It has now become clear that in order to keep the European economy going and ensure energy security, gas will be around for much longer than it was thought two years ago.
It is difficult to progress energy transition unless it can demonstrate a clear benefit to end users and gas is an indispensable part of this process.
These were the conclusions of FLAME, Europe’s foremost gas and LNG conference, that took place in Amsterdam on May 13-15, in which I participated and made a presentation on the East Med.
If the EU is to reduce greenhouse gas emissions by 90% by 2040 gas consumption in Europe will decline to 117bcm/yr. Not many FLAME delegates believe this is achievable, especially given recent developments and new emphasis on affordability and competitiveness.
The EU’s 2040 targets requiring gas demand to go down to 117 bcm/yr are unrealistic. Equinor expects this to be around 250 bcm/yr. In effect, delivering the Draghi report recommendations confirm that.
The vast majority of FLAME delegates also think that gas demand will be substantially higher, but still lower than at present. Nevertheless, gas use in Europe is in permanent decline.
Given the expected continuous decline in gas demand, Europe pretty much has all the gas infrastructure to support its future gas needs.
The global energy system will move strongly towards electricity as key sectors – not just data centres and Evs – embrace electrification, but gas will be part of it.
In Europe gas complements wind – there is a strong correlation between when wind is up, gas use goes down and vice-versa.
If new LNG supplies lead to halving the price of gas in Europe, the decline in demand could be arrested or even reversed.
There are also mixed signals from the European Commission on gas and LNG, where ideology appears to be trumping economics.
Not many believe that Russian gas will not return to Europe following the recent policy announcement by the European Commission.
Until recently the emphasis in Europe was on a fast transition to green energy. Now, there is an increasing shift in emphasis to affordability-reliability-flexibility and energy security.
Hydrogen in Europe still requires infrastructure – pipelines and storage. The economic incentives are not yet there and neither is demand. Regulation may drive this, but the issue is competitiveness.
US tariffs are putting pressure on European industry, putting into question its competitiveness, leading to further decline and further reductions is gas demand.
Demand has declined
EU gas demand has declined by 25% since 2020. Recovering this will be difficult. The EU’s 2030 and 2050 decarbonisation targets are expected to lead to further reductions.
The US gas market is very buoyant. Lots of new LNG projects and exports and industrial demand are up due to growing AI and data centres.

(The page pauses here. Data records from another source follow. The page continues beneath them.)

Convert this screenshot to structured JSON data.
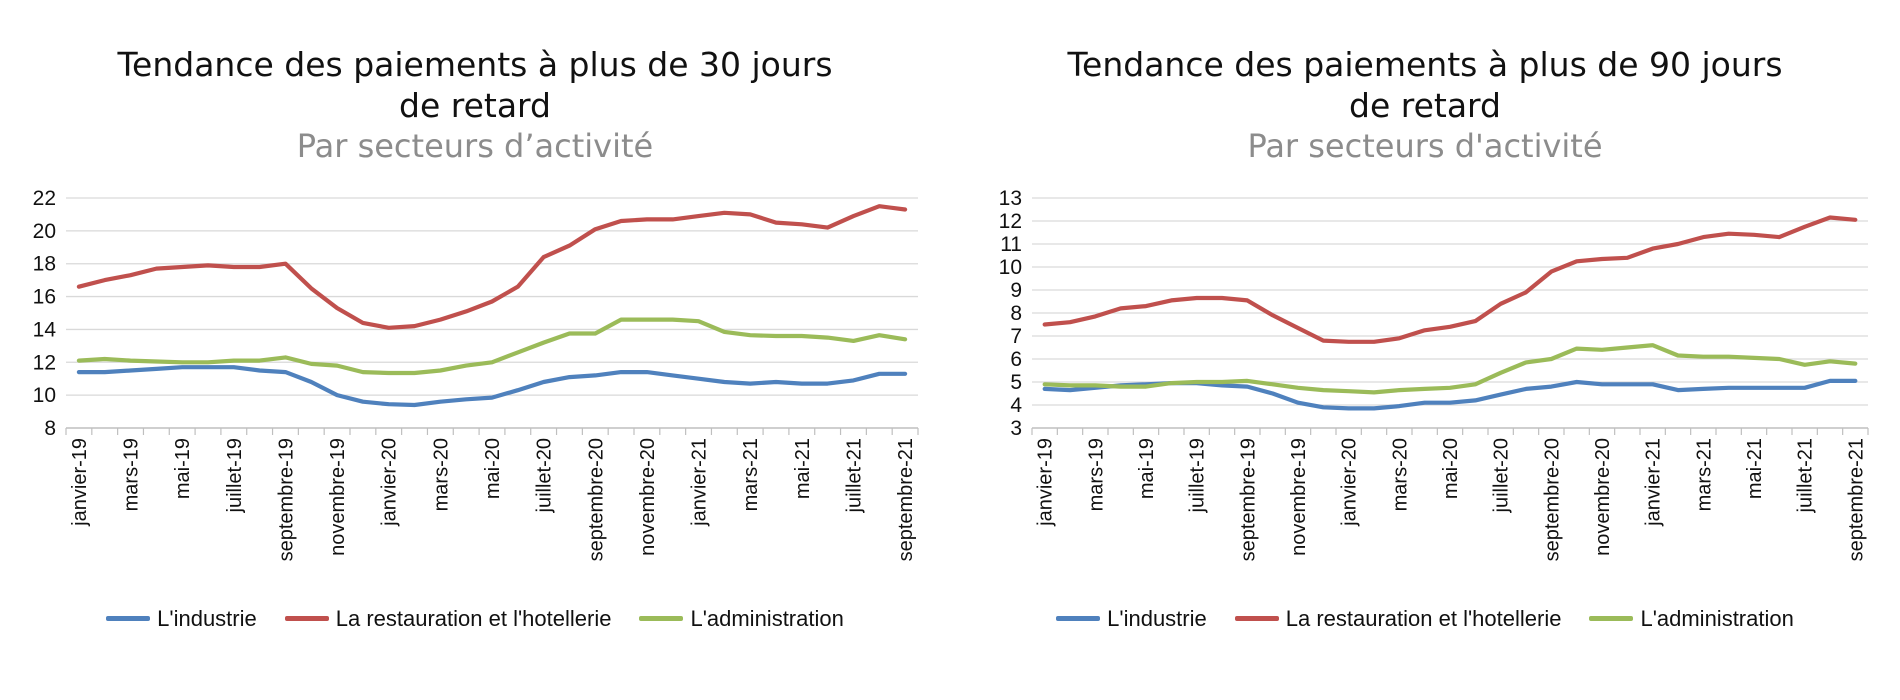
{
  "chart_data": [
    {
      "type": "line",
      "title": "Tendance des paiements à plus de 30 jours de retard",
      "title_lines": [
        "Tendance des paiements à plus de 30 jours",
        "de retard"
      ],
      "subtitle": "Par secteurs d’activité",
      "xlabel": "",
      "ylabel": "",
      "ylim": [
        8,
        22
      ],
      "yticks": [
        8,
        10,
        12,
        14,
        16,
        18,
        20,
        22
      ],
      "grid": true,
      "legend_position": "bottom",
      "x": [
        "janvier-19",
        "février-19",
        "mars-19",
        "avril-19",
        "mai-19",
        "juin-19",
        "juillet-19",
        "août-19",
        "septembre-19",
        "octobre-19",
        "novembre-19",
        "décembre-19",
        "janvier-20",
        "février-20",
        "mars-20",
        "avril-20",
        "mai-20",
        "juin-20",
        "juillet-20",
        "août-20",
        "septembre-20",
        "octobre-20",
        "novembre-20",
        "décembre-20",
        "janvier-21",
        "février-21",
        "mars-21",
        "avril-21",
        "mai-21",
        "juin-21",
        "juillet-21",
        "août-21",
        "septembre-21"
      ],
      "x_tick_labels": [
        "janvier-19",
        "",
        "mars-19",
        "",
        "mai-19",
        "",
        "juillet-19",
        "",
        "septembre-19",
        "",
        "novembre-19",
        "",
        "janvier-20",
        "",
        "mars-20",
        "",
        "mai-20",
        "",
        "juillet-20",
        "",
        "septembre-20",
        "",
        "novembre-20",
        "",
        "janvier-21",
        "",
        "mars-21",
        "",
        "mai-21",
        "",
        "juillet-21",
        "",
        "septembre-21"
      ],
      "series": [
        {
          "name": "L'industrie",
          "color": "#4f81bd",
          "values": [
            11.4,
            11.4,
            11.5,
            11.6,
            11.7,
            11.7,
            11.7,
            11.5,
            11.4,
            10.8,
            10.0,
            9.6,
            9.45,
            9.4,
            9.6,
            9.75,
            9.85,
            10.3,
            10.8,
            11.1,
            11.2,
            11.4,
            11.4,
            11.2,
            11.0,
            10.8,
            10.7,
            10.8,
            10.7,
            10.7,
            10.9,
            11.3,
            11.3
          ]
        },
        {
          "name": "La restauration et l'hotellerie",
          "color": "#c0504d",
          "values": [
            16.6,
            17.0,
            17.3,
            17.7,
            17.8,
            17.9,
            17.8,
            17.8,
            18.0,
            16.5,
            15.3,
            14.4,
            14.1,
            14.2,
            14.6,
            15.1,
            15.7,
            16.6,
            18.4,
            19.1,
            20.1,
            20.6,
            20.7,
            20.7,
            20.9,
            21.1,
            21.0,
            20.5,
            20.4,
            20.2,
            20.9,
            21.5,
            21.3
          ]
        },
        {
          "name": "L'administration",
          "color": "#9bbb59",
          "values": [
            12.1,
            12.2,
            12.1,
            12.05,
            12.0,
            12.0,
            12.1,
            12.1,
            12.3,
            11.9,
            11.8,
            11.4,
            11.35,
            11.35,
            11.5,
            11.8,
            12.0,
            12.6,
            13.2,
            13.75,
            13.75,
            14.6,
            14.6,
            14.6,
            14.5,
            13.85,
            13.65,
            13.6,
            13.6,
            13.5,
            13.3,
            13.65,
            13.4
          ]
        }
      ]
    },
    {
      "type": "line",
      "title": "Tendance des paiements à plus de 90 jours de retard",
      "title_lines": [
        "Tendance des paiements à plus de 90 jours",
        "de retard"
      ],
      "subtitle": "Par secteurs d'activité",
      "xlabel": "",
      "ylabel": "",
      "ylim": [
        3,
        13
      ],
      "yticks": [
        3,
        4,
        5,
        6,
        7,
        8,
        9,
        10,
        11,
        12,
        13
      ],
      "grid": true,
      "legend_position": "bottom",
      "x": [
        "janvier-19",
        "février-19",
        "mars-19",
        "avril-19",
        "mai-19",
        "juin-19",
        "juillet-19",
        "août-19",
        "septembre-19",
        "octobre-19",
        "novembre-19",
        "décembre-19",
        "janvier-20",
        "février-20",
        "mars-20",
        "avril-20",
        "mai-20",
        "juin-20",
        "juillet-20",
        "août-20",
        "septembre-20",
        "octobre-20",
        "novembre-20",
        "décembre-20",
        "janvier-21",
        "février-21",
        "mars-21",
        "avril-21",
        "mai-21",
        "juin-21",
        "juillet-21",
        "août-21",
        "septembre-21"
      ],
      "x_tick_labels": [
        "janvier-19",
        "",
        "mars-19",
        "",
        "mai-19",
        "",
        "juillet-19",
        "",
        "septembre-19",
        "",
        "novembre-19",
        "",
        "janvier-20",
        "",
        "mars-20",
        "",
        "mai-20",
        "",
        "juillet-20",
        "",
        "septembre-20",
        "",
        "novembre-20",
        "",
        "janvier-21",
        "",
        "mars-21",
        "",
        "mai-21",
        "",
        "juillet-21",
        "",
        "septembre-21"
      ],
      "series": [
        {
          "name": "L'industrie",
          "color": "#4f81bd",
          "values": [
            4.7,
            4.65,
            4.75,
            4.85,
            4.9,
            4.95,
            4.95,
            4.85,
            4.8,
            4.5,
            4.1,
            3.9,
            3.85,
            3.85,
            3.95,
            4.1,
            4.1,
            4.2,
            4.45,
            4.7,
            4.8,
            5.0,
            4.9,
            4.9,
            4.9,
            4.65,
            4.7,
            4.75,
            4.75,
            4.75,
            4.75,
            5.05,
            5.05
          ]
        },
        {
          "name": "La restauration et l'hotellerie",
          "color": "#c0504d",
          "values": [
            7.5,
            7.6,
            7.85,
            8.2,
            8.3,
            8.55,
            8.65,
            8.65,
            8.55,
            7.9,
            7.35,
            6.8,
            6.75,
            6.75,
            6.9,
            7.25,
            7.4,
            7.65,
            8.4,
            8.9,
            9.8,
            10.25,
            10.35,
            10.4,
            10.8,
            11.0,
            11.3,
            11.45,
            11.4,
            11.3,
            11.75,
            12.15,
            12.05
          ]
        },
        {
          "name": "L'administration",
          "color": "#9bbb59",
          "values": [
            4.9,
            4.85,
            4.85,
            4.8,
            4.8,
            4.95,
            5.0,
            5.0,
            5.05,
            4.9,
            4.75,
            4.65,
            4.6,
            4.55,
            4.65,
            4.7,
            4.75,
            4.9,
            5.4,
            5.85,
            6.0,
            6.45,
            6.4,
            6.5,
            6.6,
            6.15,
            6.1,
            6.1,
            6.05,
            6.0,
            5.75,
            5.9,
            5.8
          ]
        }
      ]
    }
  ]
}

The intervention at the FLAME conference by Dieter Helm, professor of Economic Policy at the University of Oxford, was particularly important. His main points were:
- CO2 concentration in the atmosphere, that matters most in terms of climate change, carries on increasing at a rate of 2 ppm. Instead of going down, it actually increased to 3 ppm last year. 29 COPs have not achieved much because carbon sequestration is not being properly addressed.
- Fossil fuel demand looks robust going forward, still providing 80% of world energy despite the growth in renewables. World energy demand is growing even faster.
- New industries, including defense, are energy-intensive and they mostly need uninterruptible energy, not intermittent. Gas will continue to have a major role to play.
- In terms of energy the US is a superpower and is the natural partner to Europe. Russian gas will play a role, but to a lesser extent.
- Throughout history Russia has been a commodity provider to Europe, irrespective of wars, regimes, etc. This will continue. Nord Stream and Ukraine may still be routes for Russian gas to Europe in the longer term.
- The swing to the right is increasing and so will European energy politics. The right will drive abandonment of net-zero policies. Despite peoples’ support for greener energy, nobody wants to pay the cost. Affordability is key. Right wing parties continues to exploit this.
- Europe’s gas policies will change once gas prices come down, driven by the need to improve competitiveness and reverse de-industrialisation.